Strong communities are important for society. One of the most important community builders, making friends, is poorly supported online. Dating sites support it but in romantic contexts. Other major social networks seem not to encourage it because either their purpose isn't compatible with introducing strangers or the prevalent methods of introduction aren't effective enough to merit use over real word alternatives. This paper presents a novel digital social network emphasizing creating friendships. Research has shown video chat communication can reach in-person levels of trust; coupled with a game environment to ease the discomfort people often have interacting with strangers and a recommendation engine, Zazzer, the presented system, allows people to meet and get to know each other in a manner much more true to real life than traditional methods.
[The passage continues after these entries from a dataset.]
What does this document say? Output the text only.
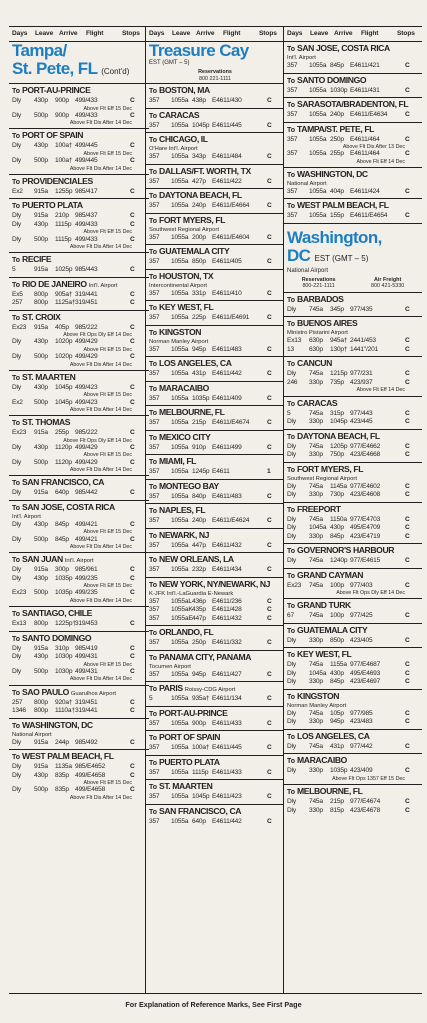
Days Leave Arrive Flight	Stops Days Leave Arrive Flight	Stops Days Leave Arrive Flight	Stops
Tampa/
St. Pete, FL (Cont'd)
To PORT-AU-PRINCE
Dly 430p 900p 499/433	C
Above Flt Eff 15 Dec
Dly 500p 900p 499/433	C
Above Flt Dis After 14 Dec
To PORT OF SPAIN
Dly 430p 100a† 499/445	C
Above Flt Eff 15 Dec
Dly 500p 100a† 499/445	C
Above Flt Dis After 14 Dec
To PROVIDENCIALES
Ex2 915a 1255p 985/417	C
To PUERTO PLATA
Dly 915a 210p 985/437	C
Dly 430p 1115p 499/433	C
Above Flt Eff 15 Dec
Dly 500p 1115p 499/433	C
Above Flt Dis After 14 Dec
To RECIFE
5	915a 1025p 985/443	C
To RIO DE JANEIRO Int'l. Airport
Ex5 800p 905a† 319/441	C
257 800p 1125a† 319/451	C
To ST. CROIX
Ex23 915a 405p 985/222	C
Above Flt Ops Dly Eff 14 Dec
Dly 430p 1020p 499/429	C
Above Flt Eff 15 Dec
Dly 500p 1020p 499/429	C
Above Flt Dis After 14 Dec
To ST. MAARTEN
Dly 430p 1045p 499/423	C
Above Flt Eff 15 Dec
Ex2 500p 1045p 499/423	C
Above Flt Dis After 14 Dec
To ST. THOMAS
Ex23 915a 255p 985/222	C
Above Flt Ops Dly Eff 14 Dec
Dly 430p 1120p 499/429	C
Above Flt Eff 15 Dec
Dly 500p 1120p 499/429	C
Above Flt Dis After 14 Dec
To SAN FRANCISCO, CA
Dly 915a 640p 985/442	C
To SAN JOSE, COSTA RICA
Int'l. Airport
Dly 430p 845p 499/421	C
Above Flt Eff 15 Dec
Dly 500p 845p 499/421	C
Above Flt Dis After 14 Dec
To SAN JUAN Int'l. Airport
Dly 915a 300p 985/961	C
Dly 430p 1035p 499/235	C
Above Flt Eff 15 Dec
Ex23 500p 1035p 499/235	C
Above Flt Dis After 14 Dec
To SANTIAGO, CHILE
Ex13 800p 1225p† 319/453	C
To SANTO DOMINGO
Dly 915a 310p 985/419	C
Dly 430p 1030p 499/431	C
Above Flt Eff 15 Dec
Dly 500p 1030p 499/431	C
Above Flt Dis After 14 Dec
To SAO PAULO Guarulhos Airport
257 800p 920a† 319/451	C
1346 800p 1110a† 319/441	C
To WASHINGTON, DC
National Airport
Dly 915a 244p 985/492	C
To WEST PALM BEACH, FL
Dly 915a 1135a 985/E4652	C
Dly 430p 835p 499/E4658	C
Above Flt Eff 15 Dec
Dly 500p 835p 499/E4658	C
Above Flt Dis After 14 Dec
Treasure Cay
EST (GMT – 5)
Reservations
800 221-1111
To BOSTON, MA
357 1055a 438p E4611/430	C
To CARACAS
357 1055a 1045p E4611/445	C
To CHICAGO, IL
O'Hare Int'l. Airport
357 1055a 343p E4611/484	C
To DALLAS/FT. WORTH, TX
357 1055a 427p E4611/422	C
To DAYTONA BEACH, FL
357 1055a 240p E4611/E4664	C
To FORT MYERS, FL
Southwest Regional Airport
357 1055a 200p E4611/E4604	C
To GUATEMALA CITY
357 1055a 850p E4611/405	C
To HOUSTON, TX
Intercontinental Airport
357 1055a 331p E4611/410	C
To KEY WEST, FL
357 1055a 225p E4611/E4691	C
To KINGSTON
Norman Manley Airport
357 1055a 945p E4611/483	C
To LOS ANGELES, CA
357 1055a 431p E4611/442	C
To MARACAIBO
357 1055a 1035p E4611/409	C
To MELBOURNE, FL
357 1055a 215p E4611/E4674	C
To MEXICO CITY
357 1055a 910p E4611/499	C
To MIAMI, FL
357 1055a 1245p E4611	1
To MONTEGO BAY
357 1055a 840p E4611/483	C
To NAPLES, FL
357 1055a 240p E4611/E4624	C
To NEWARK, NJ
357 1055a 447p E4611/432	C
To NEW ORLEANS, LA
357 1055a 232p E4611/434	C
To NEW YORK, NY/NEWARK, NJ
K-JFK Int'l.-LaGuardia E-Newark
357 1055aL 436p E4611/236	C
357 1055aK 435p E4611/428	C
357 1055aE 447p E4611/432	C
To ORLANDO, FL
357 1055a 250p E4611/332	C
To PANAMA CITY, PANAMA
Tocumen Airport
357 1055a 945p E4611/427	C
To PARIS Roissy-CDG Airport
5	1055a 935a† E4611/134	C
To PORT-AU-PRINCE
357 1055a 900p E4611/433	C
To PORT OF SPAIN
357 1055a 100a† E4611/445	C
To PUERTO PLATA
357 1055a 1115p E4611/433	C
To ST. MAARTEN
357 1055a 1045p E4611/423	C
To SAN FRANCISCO, CA
357 1055a 640p E4611/442	C
To SAN JOSE, COSTA RICA
Int'l. Airport
357 1055a 845p E4611/421	C
To SANTO DOMINGO
357 1055a 1030p E4611/431	C
To SARASOTA/BRADENTON, FL
357 1055a 240p E4611/E4634	C
To TAMPA/ST. PETE, FL
357 1055a 250p E4611/464	C
Above Flt Dis After 13 Dec
357 1055a 255p E4611/464	C
Above Flt Eff 14 Dec
To WASHINGTON, DC
National Airport
357 1055a 404p E4611/424	C
To WEST PALM BEACH, FL
357 1055a 155p E4611/E4654	C
Washington,
DC EST (GMT – 5)
National Airport
Reservations
800-221-1111
Air Freight
800 421-5330
To BARBADOS
Dly 745a 345p 977/435	C
To BUENOS AIRES
Ministro Pistarini Airport
Ex13 630p 945a† 2441/453	C
13 630p 130p† 1441"/201	C
To CANCUN
Dly 745a 1215p 977/231	C
246 330p 735p 423/937	C
Above Flt Eff 14 Dec
To CARACAS
5	745a 315p 977/443	C
Dly 330p 1045p 423/445	C
To DAYTONA BEACH, FL
Dly 745a 1205p 977/E4662	C
Dly 330p 750p 423/E4668	C
To FORT MYERS, FL
Southwest Regional Airport
Dly 745a 1145a 977/E4602	C
Dly 330p 730p 423/E4608	C
To FREEPORT
Dly 745a 1150a 977/E4703	C
Dly 1045a 430p 495/E4709	C
Dly 330p 845p 423/E4719	C
To GOVERNOR'S HARBOUR
Dly 745a 1240p 977/E4615	C
To GRAND CAYMAN
Ex23 745a 100p 977/403	C
Above Flt Ops Dly Eff 14 Dec
To GRAND TURK
67 745a 100p 977/425	C
To GUATEMALA CITY
Dly 330p 850p 423/405	C
To KEY WEST, FL
Dly 745a 1155a 977/E4687	C
Dly 1045a 430p 495/E4693	C
Dly 330p 845p 423/E4697	C
To KINGSTON
Norman Manley Airport
Dly 745a 105p 977/985	C
Dly 330p 945p 423/483	C
To LOS ANGELES, CA
Dly 745a 431p 977/442	C
To MARACAIBO
Dly 330p 1035p 423/409	C
Above Flt Ops 1357 Eff 15 Dec
To MELBOURNE, FL
Dly 745a 215p 977/E4674	C
Dly 330p 815p 423/E4678	C
For Explanation of Reference Marks, See First Page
Its network also allows players to continue to communicate afterwards. The evaluation looks at real world use, measuring the frequency with which players choose the video chat game versus alternative, more traditional methods of online introduction. It also looks at interactions after the initial meeting to discover how effective video chat games are in creating sticky social connections. After initial use it became apparent a critical mass of users would be necessary to draw strong conclusions, however the collected data seemed to give preliminary support to the idea that video chat games are more effective than traditional ways of meeting online in creating new relationships.